Data Retention Challenge #3: Biometric Data Regulation

The Illinois Biometric Information Privacy Act (BIPA) has governed the use and retention of biometric data since it was passed in 2008. It remains one of the strongest laws governing biometric data in the United States, covering data types such as fingerprints, voiceprints and vein patterns in handprints. The law creates confidentiality obligations for companies that collect biometric data and grants limited access rights to data subjects. It also imposes obligations of protection and conservation. Organizations that hold biometric data about customers or other parties must take special steps to protect it.

In recent years, a steady pace of complaints and class action lawsuits have been filed under its provisions. In 2019, in Rosenbach v. Six Flags, the court determined that no specific harm needed to be proven for the plaintiff to have standing. In 2020, in Fox vs. Dakkota Integrated Systems, a company was found to have breached privacy by simply retaining biometric information for too long, even though it was properly secured and no breach had occurred. . In 2021, BIPA cases settled for six-, seven-, eight- and even nine-figure sums, including $615 million in federal court. Organizations that use biometrics in Illinois face significant risks without a comprehensive data retention program.

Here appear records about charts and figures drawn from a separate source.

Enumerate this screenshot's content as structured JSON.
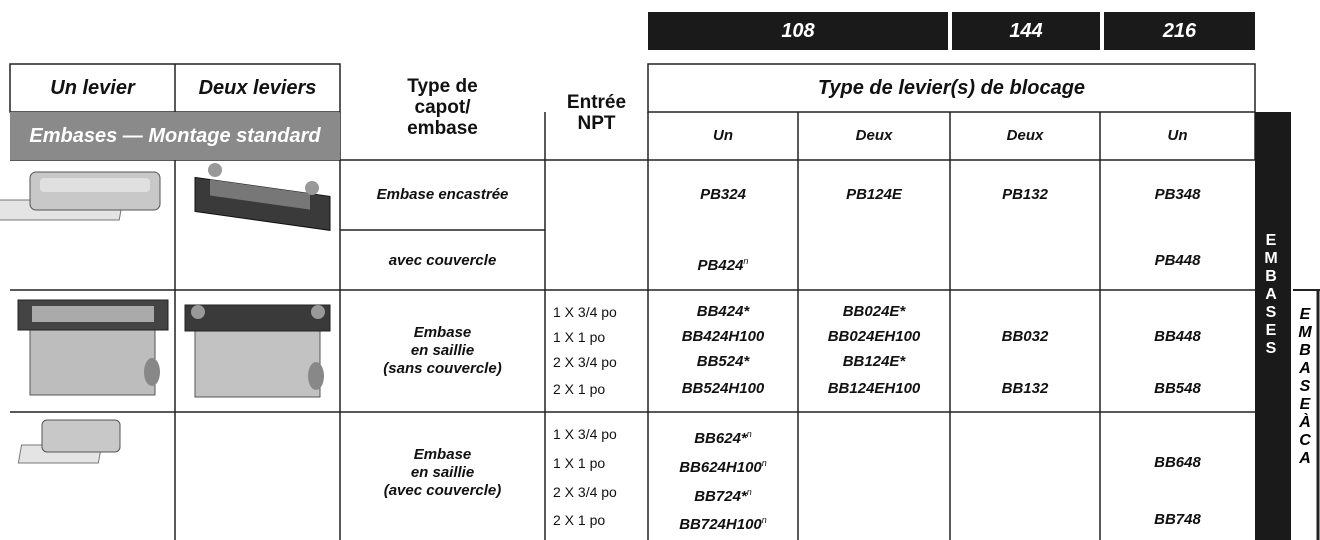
{
  "header": {
    "pole_counts": [
      "108",
      "144",
      "216"
    ]
  },
  "table": {
    "col_headers": {
      "un_levier": "Un levier",
      "deux_leviers": "Deux leviers",
      "type": [
        "Type de",
        "capot/",
        "embase"
      ],
      "entree": [
        "Entrée",
        "NPT"
      ],
      "levier_type": "Type de levier(s) de blocage"
    },
    "section": "Embases — Montage standard",
    "lever_cols": [
      "Un",
      "Deux",
      "Deux",
      "Un"
    ],
    "rows": [
      {
        "type": [
          "Embase encastrée"
        ],
        "npt": [],
        "cells": [
          [
            "PB324"
          ],
          [
            "PB124E"
          ],
          [
            "PB132"
          ],
          [
            "PB348"
          ]
        ]
      },
      {
        "type": [
          "avec couvercle"
        ],
        "npt": [],
        "cells": [
          [
            {
              "text": "PB424",
              "note": "n"
            }
          ],
          [],
          [],
          [
            "PB448"
          ]
        ]
      },
      {
        "type": [
          "Embase",
          "en saillie",
          "(sans couvercle)"
        ],
        "npt": [
          "1 X 3/4 po",
          "1 X 1 po",
          "2 X 3/4 po",
          "2 X 1 po"
        ],
        "cells": [
          [
            "BB424*",
            "BB424H100",
            "BB524*",
            "BB524H100"
          ],
          [
            "BB024E*",
            "BB024EH100",
            "BB124E*",
            "BB124EH100"
          ],
          [
            null,
            "BB032",
            null,
            "BB132"
          ],
          [
            null,
            "BB448",
            null,
            "BB548"
          ]
        ]
      },
      {
        "type": [
          "Embase",
          "en saillie",
          "(avec couvercle)"
        ],
        "npt": [
          "1 X 3/4 po",
          "1 X 1 po",
          "2 X 3/4 po",
          "2 X 1 po"
        ],
        "cells": [
          [
            {
              "text": "BB624*",
              "note": "n"
            },
            {
              "text": "BB624H100",
              "note": "n"
            },
            {
              "text": "BB724*",
              "note": "n"
            },
            {
              "text": "BB724H100",
              "note": "n"
            }
          ],
          [],
          [],
          [
            null,
            "BB648",
            null,
            "BB748"
          ]
        ]
      }
    ]
  },
  "side_tabs": [
    "EMBASES",
    "EMBASE À CA"
  ]
}
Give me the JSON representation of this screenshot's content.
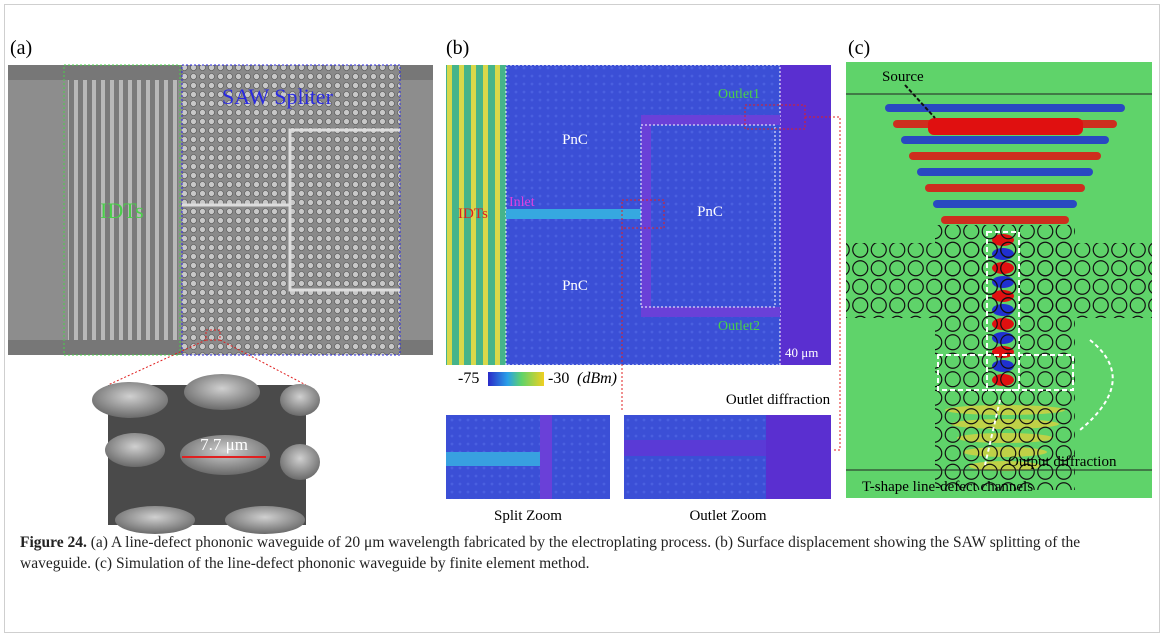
{
  "figure": {
    "panel_a": {
      "label": "(a)",
      "region_label": "SAW Spliter",
      "idt_label": "IDTs",
      "zoom_dimension": "7.7 μm"
    },
    "panel_b": {
      "label": "(b)",
      "pnc_labels": [
        "PnC",
        "PnC",
        "PnC"
      ],
      "idt_label": "IDTs",
      "inlet": "Inlet",
      "outlet1": "Outlet1",
      "outlet2": "Outlet2",
      "scale_bar": "40 μm",
      "colorbar_min": "-75",
      "colorbar_max": "-30",
      "colorbar_unit": "(dBm)",
      "outlet_diffraction": "Outlet diffraction",
      "split_zoom": "Split Zoom",
      "outlet_zoom": "Outlet Zoom"
    },
    "panel_c": {
      "label": "(c)",
      "source": "Source",
      "output_diffraction": "Output diffraction",
      "channels": "T-shape line-defect channels"
    }
  },
  "caption": {
    "label": "Figure 24.",
    "text": "(a) A line-defect phononic waveguide of 20 μm wavelength fabricated by the electroplating process. (b) Surface displacement showing the SAW splitting of the waveguide. (c) Simulation of the line-defect phononic waveguide by finite element method."
  }
}
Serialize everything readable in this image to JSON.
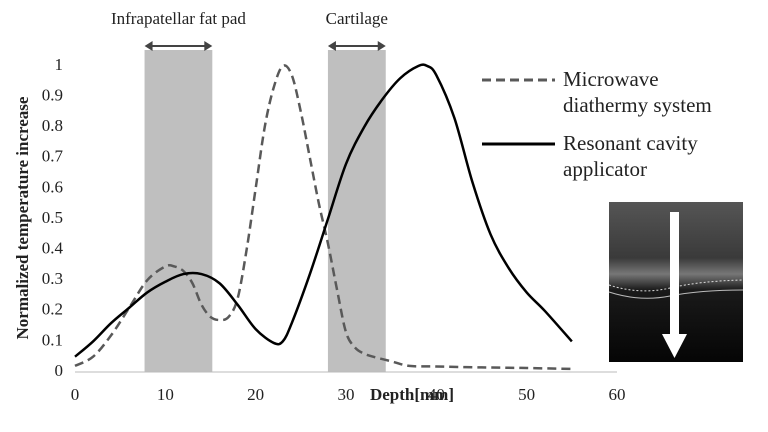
{
  "chart_data": {
    "type": "line",
    "x_label": "Depth[mm]",
    "y_label": "Normalized temperature increase",
    "xlim": [
      0,
      60
    ],
    "xticks": [
      0,
      10,
      20,
      30,
      40,
      50,
      60
    ],
    "ylim": [
      0,
      1
    ],
    "yticks": [
      0,
      0.1,
      0.2,
      0.3,
      0.4,
      0.5,
      0.6,
      0.7,
      0.8,
      0.9,
      1
    ],
    "grid": false,
    "regions": [
      {
        "label": "Infrapatellar fat pad",
        "x": [
          7.7,
          15.2
        ],
        "color": "#bfbfbf"
      },
      {
        "label": "Cartilage",
        "x": [
          28,
          34.4
        ],
        "color": "#bfbfbf"
      }
    ],
    "series": [
      {
        "name": "Microwave diathermy system",
        "color": "#595959",
        "dash": true,
        "x": [
          0,
          2,
          4,
          6,
          8,
          10,
          11,
          12,
          13,
          14,
          15,
          16,
          17,
          18,
          19,
          20,
          21,
          22,
          23,
          24,
          25,
          26,
          27,
          28,
          29,
          30,
          31,
          32,
          33,
          35,
          37,
          40,
          45,
          50,
          55
        ],
        "values": [
          0.02,
          0.05,
          0.12,
          0.21,
          0.3,
          0.345,
          0.345,
          0.33,
          0.29,
          0.22,
          0.18,
          0.17,
          0.18,
          0.24,
          0.4,
          0.6,
          0.8,
          0.93,
          1.0,
          0.97,
          0.85,
          0.7,
          0.55,
          0.42,
          0.27,
          0.13,
          0.08,
          0.06,
          0.05,
          0.035,
          0.02,
          0.018,
          0.015,
          0.013,
          0.01
        ]
      },
      {
        "name": "Resonant cavity applicator",
        "color": "#000000",
        "dash": false,
        "x": [
          0,
          2,
          4,
          6,
          8,
          10,
          12,
          14,
          16,
          18,
          20,
          22,
          23,
          24,
          26,
          28,
          30,
          32,
          34,
          36,
          38,
          39,
          40,
          42,
          44,
          46,
          48,
          50,
          52,
          55
        ],
        "values": [
          0.05,
          0.1,
          0.16,
          0.21,
          0.26,
          0.295,
          0.32,
          0.32,
          0.29,
          0.22,
          0.14,
          0.095,
          0.1,
          0.16,
          0.32,
          0.5,
          0.68,
          0.8,
          0.89,
          0.96,
          1.0,
          1.0,
          0.97,
          0.83,
          0.62,
          0.45,
          0.34,
          0.26,
          0.2,
          0.1
        ]
      }
    ]
  }
}
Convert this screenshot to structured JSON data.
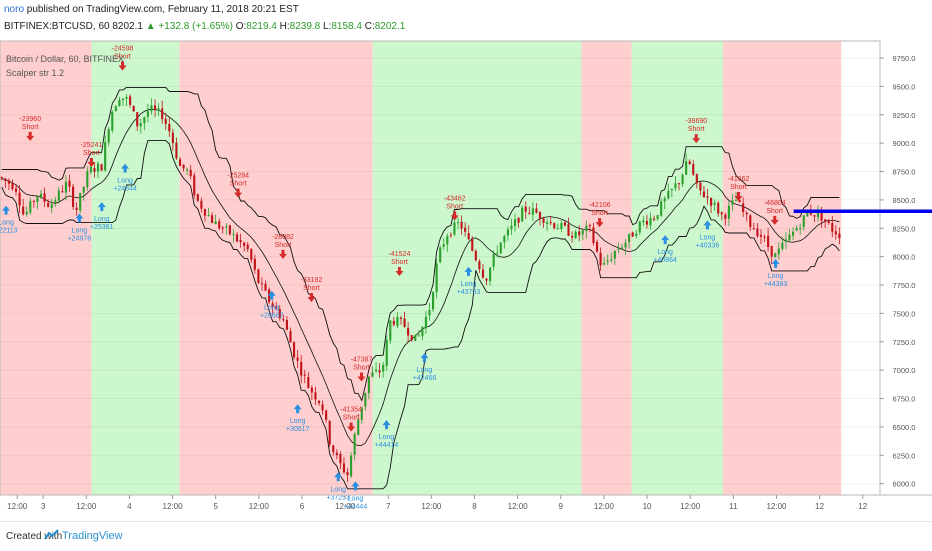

Data Retention Challenge #4: Data Ownership

GDPR is the legislation that started the current wave of activity around data privacy. Laws such as the CCPA and the CPRA have been modeled on its provisions. However, it is philosophically different in nature. In the EU, the underlying principle governing the regulation of personal data is that the subject owns the data.

The GDPR focuses on the rights of individuals to control the use of their data, and to correct, delete or find out what data is held about them. The GDPR covers the personal data of anyone in the EU, or any personal data held by a business in the EU or governed by EU law, including employees or former employees of that business. Organizations hoping to comply with the growing volume of privacy regulations need to understand that they are truly the custodians of the data – responsible for caring for it – not its owners, free to do with it what they want.